The power of The Darkness is mostly unknown to players, and Guardians have waited to face The Darkness since the original Destiny launched in 2014. While we don’t know if Death Star-like destruction is within its capabilities, it’s easy to imagine.
Maybe Bungie won’t destroy a planet, but it’d be cool if it did
Like I said earlier, any thinking that Bungie will destroy a planet in Destiny’s solar system is pure speculation. But personally, I think it would be cool as hell.

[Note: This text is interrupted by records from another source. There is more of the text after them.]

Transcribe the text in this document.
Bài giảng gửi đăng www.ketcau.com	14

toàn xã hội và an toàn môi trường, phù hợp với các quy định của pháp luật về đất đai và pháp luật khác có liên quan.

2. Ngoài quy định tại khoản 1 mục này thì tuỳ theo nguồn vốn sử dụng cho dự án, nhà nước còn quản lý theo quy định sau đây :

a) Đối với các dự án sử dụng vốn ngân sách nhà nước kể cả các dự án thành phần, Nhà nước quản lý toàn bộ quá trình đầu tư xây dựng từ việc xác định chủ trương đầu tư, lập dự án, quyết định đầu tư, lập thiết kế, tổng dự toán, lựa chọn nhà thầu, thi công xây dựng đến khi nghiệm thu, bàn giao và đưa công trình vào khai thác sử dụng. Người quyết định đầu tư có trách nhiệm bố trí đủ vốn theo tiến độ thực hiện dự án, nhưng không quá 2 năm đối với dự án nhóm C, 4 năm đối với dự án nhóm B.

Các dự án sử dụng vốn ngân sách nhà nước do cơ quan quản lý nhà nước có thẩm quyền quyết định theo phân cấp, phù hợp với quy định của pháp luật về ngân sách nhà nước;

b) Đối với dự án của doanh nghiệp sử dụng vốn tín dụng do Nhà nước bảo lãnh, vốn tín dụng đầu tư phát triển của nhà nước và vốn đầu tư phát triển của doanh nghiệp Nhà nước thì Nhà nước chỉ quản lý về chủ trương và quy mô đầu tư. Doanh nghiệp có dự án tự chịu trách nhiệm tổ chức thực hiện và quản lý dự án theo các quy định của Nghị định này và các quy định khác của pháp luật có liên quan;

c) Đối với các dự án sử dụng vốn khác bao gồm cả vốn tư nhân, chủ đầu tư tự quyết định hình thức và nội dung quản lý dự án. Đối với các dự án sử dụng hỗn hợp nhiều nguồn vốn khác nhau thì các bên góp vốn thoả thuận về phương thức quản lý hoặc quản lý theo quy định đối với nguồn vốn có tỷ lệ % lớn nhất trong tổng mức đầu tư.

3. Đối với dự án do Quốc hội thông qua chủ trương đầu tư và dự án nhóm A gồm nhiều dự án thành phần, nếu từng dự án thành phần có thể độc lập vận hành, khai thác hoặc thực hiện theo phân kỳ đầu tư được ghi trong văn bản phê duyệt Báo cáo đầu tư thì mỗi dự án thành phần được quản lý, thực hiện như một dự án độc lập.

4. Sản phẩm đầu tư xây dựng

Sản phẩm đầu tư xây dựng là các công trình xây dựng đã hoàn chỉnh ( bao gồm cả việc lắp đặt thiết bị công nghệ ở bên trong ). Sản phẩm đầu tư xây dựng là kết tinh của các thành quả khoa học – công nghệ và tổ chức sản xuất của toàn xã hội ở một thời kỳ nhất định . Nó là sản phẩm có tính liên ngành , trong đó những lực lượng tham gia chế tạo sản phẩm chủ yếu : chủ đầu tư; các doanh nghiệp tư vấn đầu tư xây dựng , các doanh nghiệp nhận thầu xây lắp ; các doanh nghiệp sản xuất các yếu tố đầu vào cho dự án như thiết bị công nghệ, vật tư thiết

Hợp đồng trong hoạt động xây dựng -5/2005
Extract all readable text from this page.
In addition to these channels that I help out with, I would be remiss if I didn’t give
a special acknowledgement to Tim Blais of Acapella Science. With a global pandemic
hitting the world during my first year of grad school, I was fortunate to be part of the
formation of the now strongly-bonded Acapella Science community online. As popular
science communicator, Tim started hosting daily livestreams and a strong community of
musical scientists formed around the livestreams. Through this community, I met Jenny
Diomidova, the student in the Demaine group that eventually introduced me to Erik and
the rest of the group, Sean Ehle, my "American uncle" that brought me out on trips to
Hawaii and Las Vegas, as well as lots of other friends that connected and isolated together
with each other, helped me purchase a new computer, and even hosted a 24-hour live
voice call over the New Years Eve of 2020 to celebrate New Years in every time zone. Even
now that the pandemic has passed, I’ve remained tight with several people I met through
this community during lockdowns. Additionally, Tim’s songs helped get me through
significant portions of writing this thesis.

We all know that Bungie can’t grow Destiny 2 forever, and we also know the developer is likely to add a new location (or two) with its next major expansion. Introducing locations this fall without taking anything away compounds the storage problem, so something has to go. What better way to make the story feel like it matters, and to raise the in-game stakes, than deleting a place that longtime players have spent hundreds of hours getting to know?
There are, of course, drawbacks to blowing up a planet. What about the existing quests, Strikes, and campaign missions on these locations? As Kackis points out in his video, Io would be a good candidate for destruction, but what about the mission “The Whisper”? If Bungie blows up Mercury, where would players go after a Flawless Trials of Osiris card? There are workarounds to almost all of these issues, but they’re still things to consider. If I were to guess, Nessus, Mars, and Titan seem to be the locations in the most danger, with the Moon and the EDZ being the safest.
Destroying a planet may be a theory from out of nowhere, but it starts to make a lot of sense when you dive into the possibilities. It’s the ultimate kill-two-birds-with-one-stone move from Bungie — making The Darkness seem threatening while simultaneously reducing the game’s file size.